Beispiel aus dem Forstamt Ahrweiler: 10 Besitzstücke (rot) eines Waldeigentümers werden durch Tausch zu einem Besitzstück (grün)
Beispiel aus dem Forstamt Ahrweiler: 10 Besitzstücke (rot) eines Waldeigentümers werden durch Tausch zu einem Besitzstück (grün)

Diese einfachste Form eines behördlich geleiteten Bodenordnungsverfahren (Paragraph 103  Flurbereinigungsgesetz) baut auf die Initiative der Beteiligten und will schnell, einfach und kostengünstig Grundstücke zusammenlegen. Es hilft gegen die Besitzzersplitterung im Realteilungsgebiet und kommt insbesondere in Betracht, wo aufgrund ausreichender Erschließung keine umfangreichen Wegebaumaßnahmen notwendig sind. Das Verfahren setzt auf das Einverständnis der Tauschpartner und verzichtet deshalb auf die Bildung einer Teilnehmergemeinschaft. Die Teilnehmer regeln intern den Grundstückstausch und eventuellen Wertausgleich; hierbei kann ein sogenannter Tauschhelfer zum Beispiel zur Wertermittlung herangezogen werden. Die vorläufige Besitzeinweisung der klassischen Flurbereinigung entfällt, da der Zeitpunkt für den Übergang des Besitzes und der Nutzung von den Beteiligten selbst bestimmt wird. Darüber hinaus entstehen Vorteile dadurch, dass die notarielle Beurkundung entfällt und keine Kosten für die Berichtigung des Grundbuches und des Katasters entstehen. Steuern sind auch keine zu entrichten.

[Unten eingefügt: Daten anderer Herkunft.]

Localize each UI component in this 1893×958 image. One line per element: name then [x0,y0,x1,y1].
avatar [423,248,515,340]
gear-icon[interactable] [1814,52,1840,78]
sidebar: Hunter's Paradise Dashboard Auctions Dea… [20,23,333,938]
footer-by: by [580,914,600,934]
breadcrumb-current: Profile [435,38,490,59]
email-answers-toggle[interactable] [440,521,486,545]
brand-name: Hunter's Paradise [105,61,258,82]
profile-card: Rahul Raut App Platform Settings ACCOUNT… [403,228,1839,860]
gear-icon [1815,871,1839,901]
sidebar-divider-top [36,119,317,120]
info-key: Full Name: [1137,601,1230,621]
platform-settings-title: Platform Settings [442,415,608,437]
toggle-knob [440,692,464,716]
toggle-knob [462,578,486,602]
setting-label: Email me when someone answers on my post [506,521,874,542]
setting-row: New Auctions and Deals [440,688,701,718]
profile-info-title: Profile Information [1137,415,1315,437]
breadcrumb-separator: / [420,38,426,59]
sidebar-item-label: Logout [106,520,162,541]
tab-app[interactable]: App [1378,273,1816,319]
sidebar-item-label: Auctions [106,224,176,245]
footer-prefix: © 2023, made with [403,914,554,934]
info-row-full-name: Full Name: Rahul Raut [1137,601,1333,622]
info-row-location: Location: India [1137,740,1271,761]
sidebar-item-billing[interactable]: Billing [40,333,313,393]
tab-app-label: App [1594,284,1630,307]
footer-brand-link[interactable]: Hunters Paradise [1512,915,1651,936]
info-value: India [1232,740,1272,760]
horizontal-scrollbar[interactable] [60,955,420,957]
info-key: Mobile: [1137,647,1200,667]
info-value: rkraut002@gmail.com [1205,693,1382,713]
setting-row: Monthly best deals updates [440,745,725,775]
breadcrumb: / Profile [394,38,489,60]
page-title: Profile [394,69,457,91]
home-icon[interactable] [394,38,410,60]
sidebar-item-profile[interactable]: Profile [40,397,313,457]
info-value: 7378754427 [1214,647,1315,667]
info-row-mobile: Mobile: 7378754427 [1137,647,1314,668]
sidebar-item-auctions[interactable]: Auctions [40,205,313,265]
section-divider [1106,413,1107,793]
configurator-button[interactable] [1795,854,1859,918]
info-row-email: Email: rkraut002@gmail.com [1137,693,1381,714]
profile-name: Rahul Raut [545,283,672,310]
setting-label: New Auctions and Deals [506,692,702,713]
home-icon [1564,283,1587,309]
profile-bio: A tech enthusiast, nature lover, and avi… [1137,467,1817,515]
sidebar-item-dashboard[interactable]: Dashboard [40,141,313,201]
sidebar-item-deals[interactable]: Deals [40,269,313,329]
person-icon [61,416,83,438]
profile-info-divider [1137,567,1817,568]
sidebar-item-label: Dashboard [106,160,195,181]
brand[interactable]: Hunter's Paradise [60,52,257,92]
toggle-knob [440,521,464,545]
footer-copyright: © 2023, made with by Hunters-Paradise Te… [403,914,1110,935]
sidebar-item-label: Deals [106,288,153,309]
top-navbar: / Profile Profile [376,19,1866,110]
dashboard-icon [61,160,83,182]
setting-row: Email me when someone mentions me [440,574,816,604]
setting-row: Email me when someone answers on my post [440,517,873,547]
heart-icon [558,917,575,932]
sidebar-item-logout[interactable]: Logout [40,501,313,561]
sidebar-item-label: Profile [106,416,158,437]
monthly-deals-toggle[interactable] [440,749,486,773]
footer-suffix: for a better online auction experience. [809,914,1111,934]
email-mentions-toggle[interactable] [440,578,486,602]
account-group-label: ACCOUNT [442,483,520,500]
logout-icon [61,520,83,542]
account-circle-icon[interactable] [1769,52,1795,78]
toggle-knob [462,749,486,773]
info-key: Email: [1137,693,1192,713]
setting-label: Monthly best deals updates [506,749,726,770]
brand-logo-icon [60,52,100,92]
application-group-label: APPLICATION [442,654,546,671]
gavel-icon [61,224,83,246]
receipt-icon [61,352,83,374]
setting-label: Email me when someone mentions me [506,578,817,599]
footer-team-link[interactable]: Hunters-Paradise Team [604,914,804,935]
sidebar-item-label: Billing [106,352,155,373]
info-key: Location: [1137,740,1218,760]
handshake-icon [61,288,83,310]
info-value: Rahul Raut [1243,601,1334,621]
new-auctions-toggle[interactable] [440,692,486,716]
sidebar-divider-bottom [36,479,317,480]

Verfahrenstechnisch ist möglichst großzügig vorzugehen, indem regelmäßig nur ganze Flurstücke zur Minimierung der Vermessungsarbeiten getauscht werden und Wegebaumaßnahmen – wie bereits ausgeführt – entfallen.
Zentrales Instrument ist der Tauschplan, der durch die Beteiligten unter Hinzuziehung eines Tauschhelfers aufgestellt wird. Der Tauschplan gibt Auskunft über die zu tauschenden Flächen, geldliche Leistungen und sonstigen Vereinbarungen. Die Flurbereinigungsbehörde erörtert mit den Beteiligten den Plan, und führt ihn nach deren endgültigen Zustimmung (Unterzeichnung) aus und schafft somit neuen Rechtszustand.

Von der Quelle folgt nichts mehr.